Depressed worker faced discrimination: tribunal
Oct 28 2012
A grocery store in Victoria broke the human rights code by firing a depressed employee, says B.C.'s Human Rights Tribunal.
The tribunal ruled Friday that Thrifty Foods discriminated against the woman when it dismissed her for behaviour including mood swings and irritability with her managers.
"Thrifty's had a duty to inquire into whether the behaviour exhibited ... was due to her mental disability and whether she required any accommodation," tribunal member Catherine McCreary wrote in the ruling.
"They did not fulfil that duty."
The tribunal has ordered the store to pay the woman more than $17,600 for lost wages and $5,000 for injury to dignity.
The woman began working for the store's floral department in 2001. She was terminated in fall 2009, and filed a complaint with the tribunal in April 2010.
The ruling says the woman suffered depression most of her life, and was treated with medication and cognitive therapy.
The store told the tribunal it dismissed the woman because she was curt and abrupt with co-workers and management, was considered to be gossipy and manipulative, and she refused to take responsibility for such behaviour.

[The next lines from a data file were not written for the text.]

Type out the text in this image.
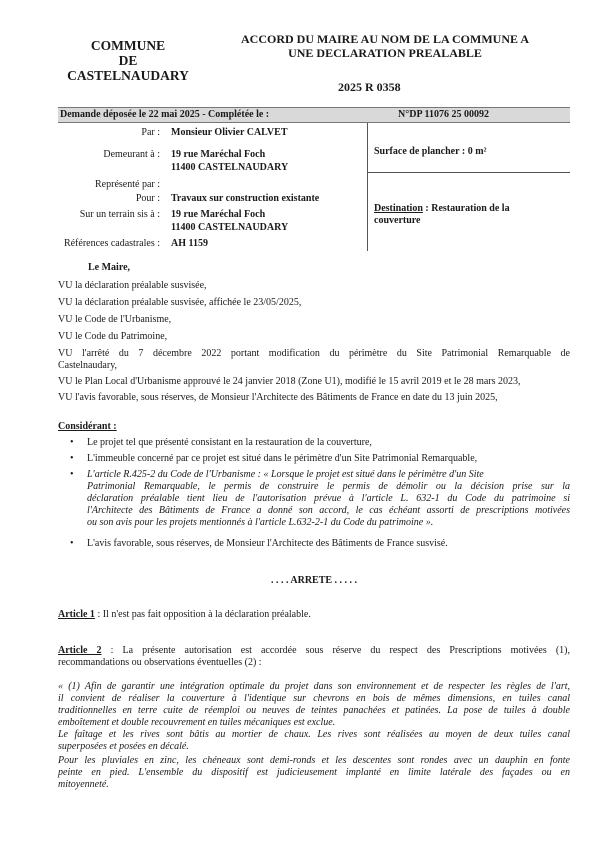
COMMUNE
DE
CASTELNAUDARY
ACCORD DU MAIRE AU NOM DE LA COMMUNE A
UNE DECLARATION PREALABLE
2025 R 0358
Demande déposée le 22 mai 2025 - Complétée le :	N°DP 11076 25 00092
Par : Monsieur Olivier CALVET
Demeurant à : 19 rue Maréchal Foch
11400 CASTELNAUDARY
Représenté par :
Pour : Travaux sur construction existante
Sur un terrain sis à : 19 rue Maréchal Foch
11400 CASTELNAUDARY
Références cadastrales : AH 1159
Surface de plancher : 0 m²
Destination : Restauration de la
couverture
Le Maire,
VU la déclaration préalable susvisée,
VU la déclaration préalable susvisée, affichée le 23/05/2025,
VU le Code de l'Urbanisme,
VU le Code du Patrimoine,
VU l'arrêté du 7 décembre 2022 portant modification du périmètre du Site Patrimonial Remarquable de
Castelnaudary,
VU le Plan Local d'Urbanisme approuvé le 24 janvier 2018 (Zone U1), modifié le 15 avril 2019 et le 28 mars 2023,
VU l'avis favorable, sous réserves, de Monsieur l'Architecte des Bâtiments de France en date du 13 juin 2025,
Considérant :
• Le projet tel que présenté consistant en la restauration de la couverture,
• L'immeuble concerné par ce projet est situé dans le périmètre d'un Site Patrimonial Remarquable,
• L'article R.425-2 du Code de l'Urbanisme : « Lorsque le projet est situé dans le périmètre d'un Site
Patrimonial Remarquable, le permis de construire le permis de démolir ou la décision prise sur la
déclaration préalable tient lieu de l'autorisation prévue à l'article L. 632-1 du Code du patrimoine si
l'Architecte des Bâtiments de France a donné son accord, le cas échéant assorti de prescriptions motivées
ou son avis pour les projets mentionnés à l'article L.632-2-1 du Code du patrimoine ».
• L'avis favorable, sous réserves, de Monsieur l'Architecte des Bâtiments de France susvisé.
. . . . ARRETE . . . . .
Article 1 : Il n'est pas fait opposition à la déclaration préalable.
Article 2 : La présente autorisation est accordée sous réserve du respect des Prescriptions motivées (1),
recommandations ou observations éventuelles (2) :
« (1) Afin de garantir une intégration optimale du projet dans son environnement et de respecter les règles de l'art,
il convient de réaliser la couverture à l'identique sur chevrons en bois de mêmes dimensions, en tuiles canal
traditionnelles en terre cuite de réemploi ou neuves de teintes panachées et patinées. La pose de tuiles à double
emboîtement et double recouvrement en tuiles mécaniques est exclue.
Le faîtage et les rives sont bâtis au mortier de chaux. Les rives sont réalisées au moyen de deux tuiles canal
superposées et posées en décalé.
Pour les pluviales en zinc, les chéneaux sont demi-ronds et les descentes sont rondes avec un dauphin en fonte
peinte en pied. L'ensemble du dispositif est judicieusement implanté en limite latérale des façades ou en
mitoyenneté.
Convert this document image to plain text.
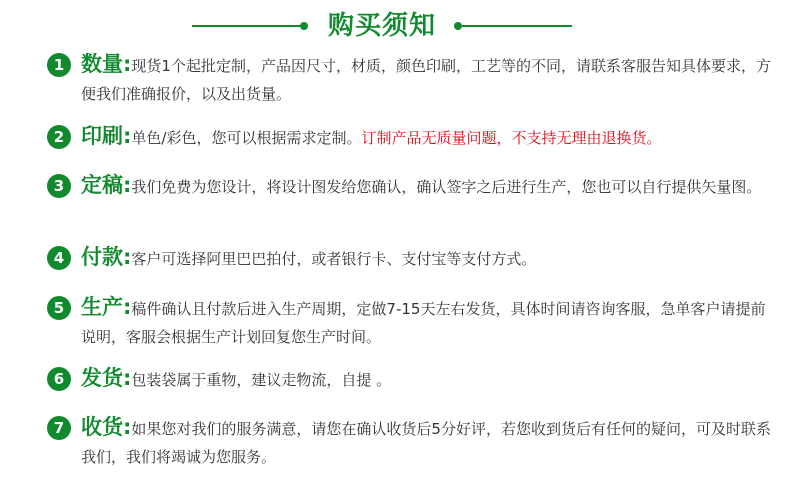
购买须知
1 数量:现货1个起批定制，产品因尺寸，材质，颜色印刷，工艺等的不同，请联系客服告知具体要求，方便我们准确报价，以及出货量。
2 印刷:单色/彩色，您可以根据需求定制。订制产品无质量问题，不支持无理由退换货。
3 定稿:我们免费为您设计，将设计图发给您确认，确认签字之后进行生产，您也可以自行提供矢量图。
4 付款:客户可选择阿里巴巴拍付，或者银行卡、支付宝等支付方式。
5 生产:稿件确认且付款后进入生产周期，定做7-15天左右发货，具体时间请咨询客服，急单客户请提前说明，客服会根据生产计划回复您生产时间。
6 发货:包装袋属于重物，建议走物流，自提 。
7 收货:如果您对我们的服务满意，请您在确认收货后5分好评，若您收到货后有任何的疑问，可及时联系我们，我们将竭诚为您服务。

The woman reported being able to manage her life outside the workplace, with most of the stressors occurring at the store.
"It is the employer's responsibility to obtain relevant information about the employee's current medical condition, prognosis for recovery, ability to perform job duties and capabilities for alternate work," McCreary wrote.
The tribunal found that Thrifty Foods and a store manager knew the woman suffered from depression and was taking medication as treatment.
The employee left work on "stress leave" for two months in the summer of 2009. She was fired several months later.